Disputes will inevitably arise, as they have in the United States, over the negotiation of e-discovery protocols and the completeness of other parties’ e-discovery undertaken using increasingly sophisticated techniques such as predictive coding.

Litigators who themselves possess expertise in e-discovery will be in demand for such disputes, in addition to the negotiation, management and implementation of appropriate e-discovery processes.



1. Maura R. Grossman and Gordon V. Cormack, ‘The Grossman-Cormack Glossary of Technology-Assisted Review’ (2013) Federal Courts Law Review 7(1), 26.

2. Ibid 31.

3. Ibid 32-33.

4. See, e.g., EORHB, Inc. v. HOA Holdings, Civ. Ac. No. 7409-VCL (Del. Ch. Oct. 19, 2012); Kleen Prods. LLC v. Packaging Corp., Civ. No. 10C 5711, 2012 WL 4498465 at *84-85 (N.D. Ill. Sept. 28, 2012); In re Actos (Pioglitazone) Prods. Liab. Litig., MDL No. 6:11-md-2299 (W.D. La. July 27, 2012); Global Aerospace Inc. v. Landow Aviation, L.P., No. CL 61040 (Va. Cir. Ct. Apr. 23, 2012); Moore v. Publicis Groupe & MSL Group, No. 11 Civ. 1279 (ACL) (AJP), 2012 WL 607412 (S.D.N.Y. Feb. 24, 2012).

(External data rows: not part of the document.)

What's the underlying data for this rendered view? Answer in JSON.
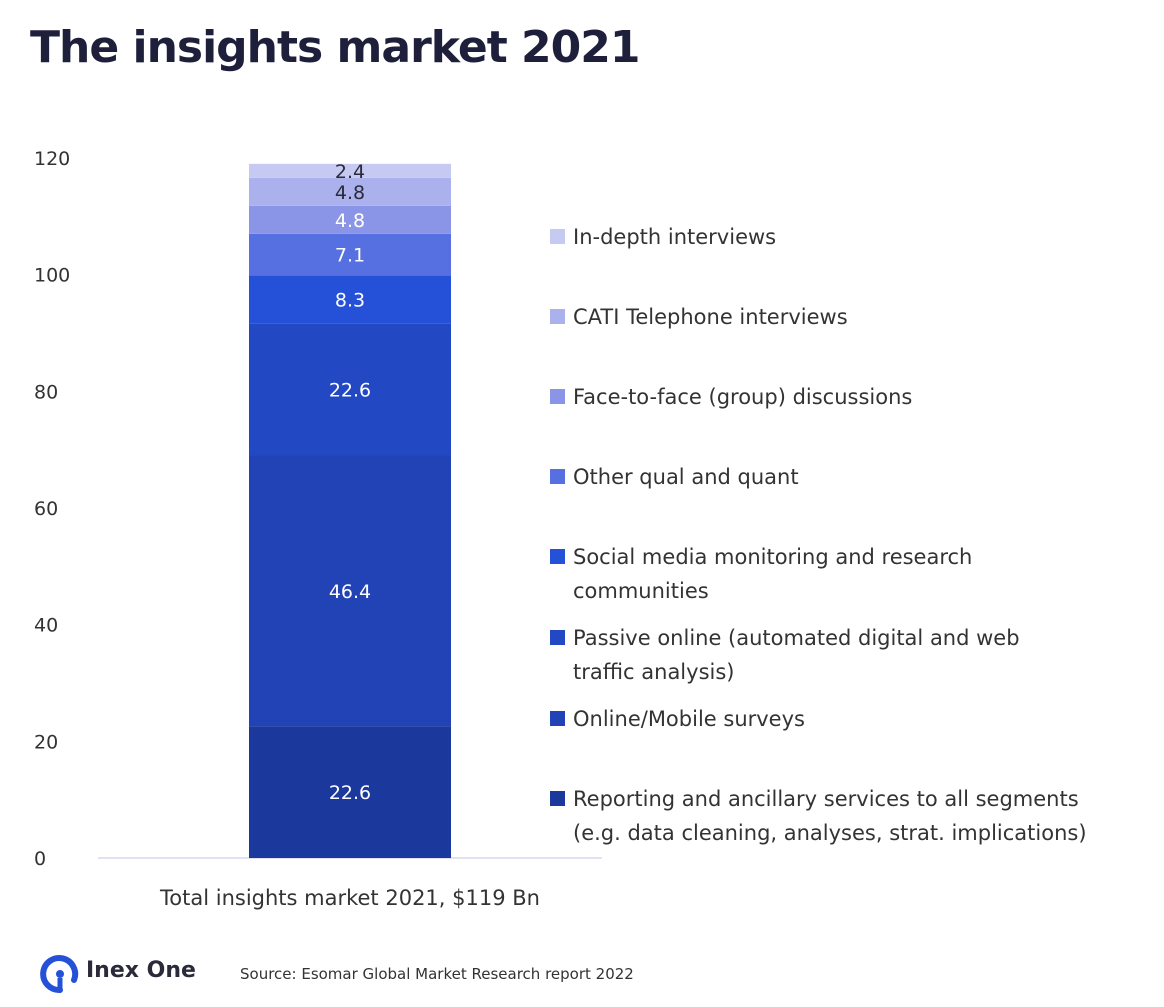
{
  "chart_data": {
    "type": "bar",
    "stacked": true,
    "title": "The insights market 2021",
    "categories": [
      "Total insights market 2021, $119 Bn"
    ],
    "ylim": [
      0,
      120
    ],
    "yticks": [
      0,
      20,
      40,
      60,
      80,
      100,
      120
    ],
    "grid": false,
    "legend_position": "right",
    "series": [
      {
        "name": "Reporting and ancillary services to all segments (e.g. data cleaning, analyses, strat. implications)",
        "legend_lines": [
          "Reporting and ancillary services to all segments",
          "(e.g. data cleaning, analyses, strat. implications)"
        ],
        "values": [
          22.6
        ],
        "color": "#1b389c",
        "label_color": "#ffffff"
      },
      {
        "name": "Online/Mobile surveys",
        "legend_lines": [
          "Online/Mobile surveys"
        ],
        "values": [
          46.4
        ],
        "color": "#2143b6",
        "label_color": "#ffffff"
      },
      {
        "name": "Passive online (automated digital and web traffic analysis)",
        "legend_lines": [
          "Passive online (automated digital and web",
          "traffic analysis)"
        ],
        "values": [
          22.6
        ],
        "color": "#2348c4",
        "label_color": "#ffffff"
      },
      {
        "name": "Social media monitoring and research communities",
        "legend_lines": [
          "Social media monitoring and research",
          "communities"
        ],
        "values": [
          8.3
        ],
        "color": "#2551d9",
        "label_color": "#ffffff"
      },
      {
        "name": "Other qual and quant",
        "legend_lines": [
          "Other qual and quant"
        ],
        "values": [
          7.1
        ],
        "color": "#5670e1",
        "label_color": "#ffffff"
      },
      {
        "name": "Face-to-face (group) discussions",
        "legend_lines": [
          "Face-to-face (group) discussions"
        ],
        "values": [
          4.8
        ],
        "color": "#8b95e7",
        "label_color": "#ffffff"
      },
      {
        "name": "CATI Telephone interviews",
        "legend_lines": [
          "CATI Telephone interviews"
        ],
        "values": [
          4.8
        ],
        "color": "#aab1ed",
        "label_color": "#2a2a3a"
      },
      {
        "name": "In-depth interviews",
        "legend_lines": [
          "In-depth interviews"
        ],
        "values": [
          2.4
        ],
        "color": "#c6caf2",
        "label_color": "#2a2a3a"
      }
    ]
  },
  "footer": {
    "brand": "Inex One",
    "source": "Source: Esomar Global Market Research report 2022",
    "brand_color": "#2551d9"
  }
}
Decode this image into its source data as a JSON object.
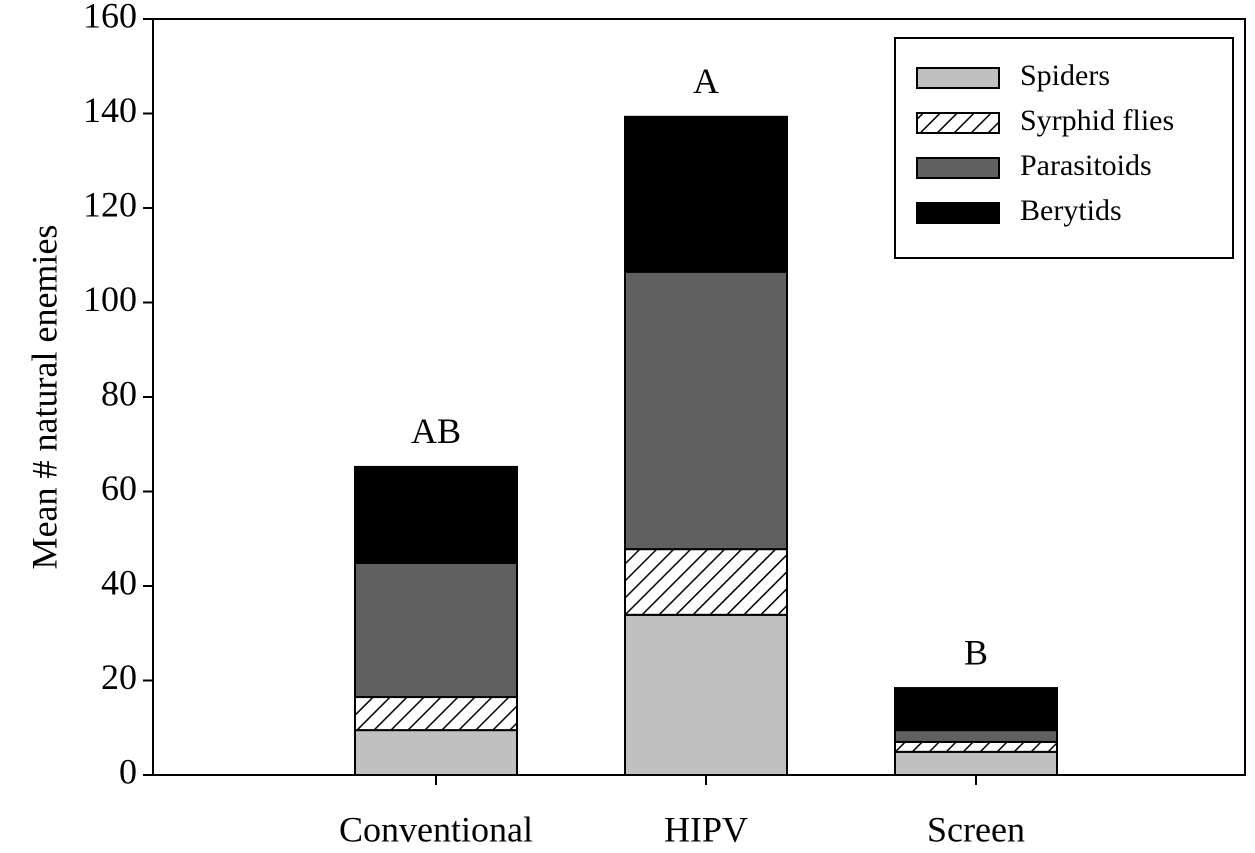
{
  "chart_data": {
    "type": "stacked_bar",
    "y_label": "Mean # natural enemies",
    "categories": [
      "Conventional",
      "HIPV",
      "Screen"
    ],
    "series": [
      {
        "name": "Spiders",
        "color": "#c0c0c0",
        "values": [
          9.5,
          33.9,
          4.9
        ]
      },
      {
        "name": "Syrphid flies",
        "color": "#000000",
        "pattern": "hatch",
        "values": [
          7.0,
          13.9,
          2.1
        ]
      },
      {
        "name": "Parasitoids",
        "color": "#606060",
        "values": [
          28.4,
          58.7,
          2.5
        ]
      },
      {
        "name": "Berytids",
        "color": "#000000",
        "values": [
          20.3,
          32.8,
          8.9
        ]
      }
    ],
    "annotations": [
      "AB",
      "A",
      "B"
    ],
    "ylim": [
      0,
      160
    ],
    "yticks": [
      0,
      20,
      40,
      60,
      80,
      100,
      120,
      140,
      160
    ],
    "grid": false,
    "legend": "upper right"
  }
}
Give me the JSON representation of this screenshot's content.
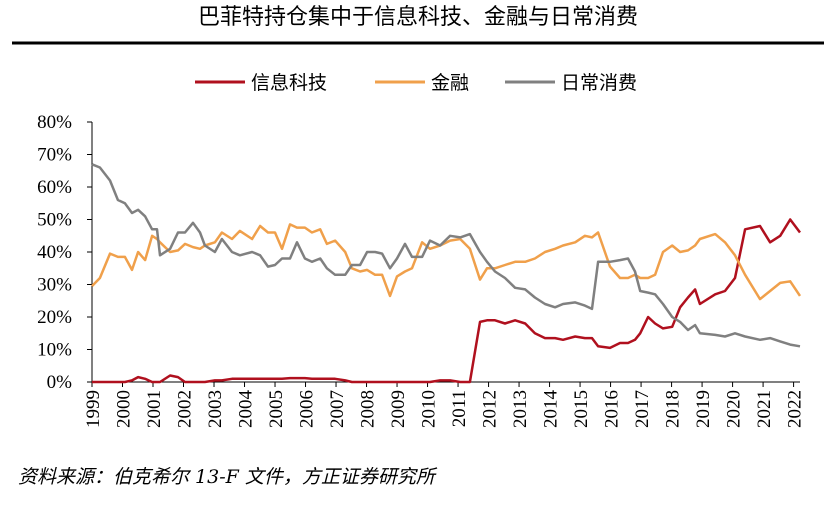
{
  "chart_data": {
    "type": "line",
    "title": "巴菲特持仓集中于信息科技、金融与日常消费",
    "source": "资料来源：伯克希尔 13-F 文件，方正证券研究所",
    "x": [
      1999.0,
      1999.26,
      1999.59,
      1999.85,
      2000.08,
      2000.31,
      2000.51,
      2000.74,
      2000.97,
      2001.13,
      2001.23,
      2001.56,
      2001.82,
      2002.05,
      2002.31,
      2002.54,
      2002.7,
      2003.03,
      2003.26,
      2003.59,
      2003.85,
      2004.25,
      2004.51,
      2004.77,
      2005.0,
      2005.23,
      2005.49,
      2005.72,
      2005.98,
      2006.21,
      2006.48,
      2006.7,
      2006.97,
      2007.3,
      2007.52,
      2007.79,
      2008.02,
      2008.28,
      2008.51,
      2008.77,
      2009.0,
      2009.26,
      2009.49,
      2009.82,
      2010.08,
      2010.41,
      2010.74,
      2011.07,
      2011.39,
      2011.72,
      2011.95,
      2012.21,
      2012.54,
      2012.87,
      2013.2,
      2013.52,
      2013.85,
      2014.18,
      2014.44,
      2014.84,
      2015.16,
      2015.39,
      2015.59,
      2015.98,
      2016.31,
      2016.57,
      2016.8,
      2016.97,
      2017.23,
      2017.46,
      2017.72,
      2018.02,
      2018.28,
      2018.54,
      2018.77,
      2018.93,
      2019.43,
      2019.75,
      2020.08,
      2020.41,
      2020.9,
      2021.23,
      2021.56,
      2021.89,
      2022.21
    ],
    "series": [
      {
        "name": "信息科技",
        "color": "#b0101e",
        "values": [
          0,
          0,
          0,
          0,
          0,
          0.5,
          1.5,
          1,
          0,
          0,
          0,
          2,
          1.5,
          0,
          0,
          0,
          0,
          0.5,
          0.5,
          1,
          1,
          1,
          1,
          1,
          1,
          1,
          1.2,
          1.2,
          1.2,
          1,
          1,
          1,
          1,
          0.5,
          0,
          0,
          0,
          0,
          0,
          0,
          0,
          0,
          0,
          0,
          0,
          0.5,
          0.5,
          0,
          0,
          18.5,
          19,
          19,
          18,
          19,
          18,
          15,
          13.5,
          13.5,
          13,
          14,
          13.5,
          13.5,
          11,
          10.5,
          12,
          12,
          13,
          15,
          20,
          18,
          16.5,
          17,
          23,
          26,
          28.5,
          24,
          27,
          28,
          32,
          47,
          48,
          43,
          45,
          50,
          46
        ]
      },
      {
        "name": "金融",
        "color": "#f0a04b",
        "values": [
          29.5,
          32,
          39.5,
          38.5,
          38.5,
          34.5,
          40,
          37.5,
          45,
          44,
          43,
          40,
          40.5,
          42.5,
          41.5,
          41,
          42,
          43,
          46,
          44,
          46.5,
          44,
          48,
          46,
          46,
          41,
          48.5,
          47.5,
          47.5,
          46,
          47,
          42.5,
          43.5,
          40,
          35,
          34,
          34.5,
          33,
          33,
          26.5,
          32.5,
          34,
          35,
          43,
          41,
          42,
          43.5,
          44,
          41,
          31.5,
          35,
          35,
          36,
          37,
          37,
          38,
          40,
          41,
          42,
          43,
          45,
          44.5,
          46,
          35.5,
          32,
          32,
          33,
          32,
          32,
          33,
          40,
          42,
          40,
          40.5,
          42,
          44,
          45.5,
          43,
          39,
          33,
          25.5,
          28,
          30.5,
          31,
          26.5
        ]
      },
      {
        "name": "日常消费",
        "color": "#808080",
        "values": [
          67,
          66,
          62,
          56,
          55,
          52,
          53,
          51,
          47,
          47,
          39,
          41,
          46,
          46,
          49,
          46,
          42,
          40,
          44,
          40,
          39,
          40,
          39,
          35.5,
          36,
          38,
          38,
          43,
          38,
          37,
          38,
          35,
          33,
          33,
          36,
          36,
          40,
          40,
          39.5,
          35,
          38,
          42.5,
          38.5,
          38.5,
          43.5,
          42,
          45,
          44.5,
          45.5,
          40,
          37,
          34,
          32,
          29,
          28.5,
          26,
          24,
          23,
          24,
          24.5,
          23.5,
          22.5,
          37,
          37,
          37.5,
          38,
          34,
          28,
          27.5,
          27,
          24,
          20,
          18.5,
          16,
          17.5,
          15,
          14.5,
          14,
          15,
          14,
          13,
          13.5,
          12.5,
          11.5,
          11
        ]
      }
    ],
    "xlim": [
      1999,
      2022.21
    ],
    "xticks": [
      1999,
      2000,
      2001,
      2002,
      2003,
      2004,
      2005,
      2006,
      2007,
      2008,
      2009,
      2010,
      2011,
      2012,
      2013,
      2014,
      2015,
      2016,
      2017,
      2018,
      2019,
      2020,
      2021,
      2022
    ],
    "ylim": [
      0,
      80
    ],
    "yticks": [
      {
        "value": 0,
        "label": "0%"
      },
      {
        "value": 10,
        "label": "10%"
      },
      {
        "value": 20,
        "label": "20%"
      },
      {
        "value": 30,
        "label": "30%"
      },
      {
        "value": 40,
        "label": "40%"
      },
      {
        "value": 50,
        "label": "50%"
      },
      {
        "value": 60,
        "label": "60%"
      },
      {
        "value": 70,
        "label": "70%"
      },
      {
        "value": 80,
        "label": "80%"
      }
    ],
    "legend": "top"
  }
}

5. Maura R. Grossman and Gordon V. Cormack, ‘Technology-Assisted Review in E-Discovery can be more Effective and More Efficient than Exhaustive Manual Review‘, (2011) Richmond Journal of Law and Technology XVII (3). This article is often cited in support of the view that technology assisted review processes are more accurate and efficient than exhaustive manual review.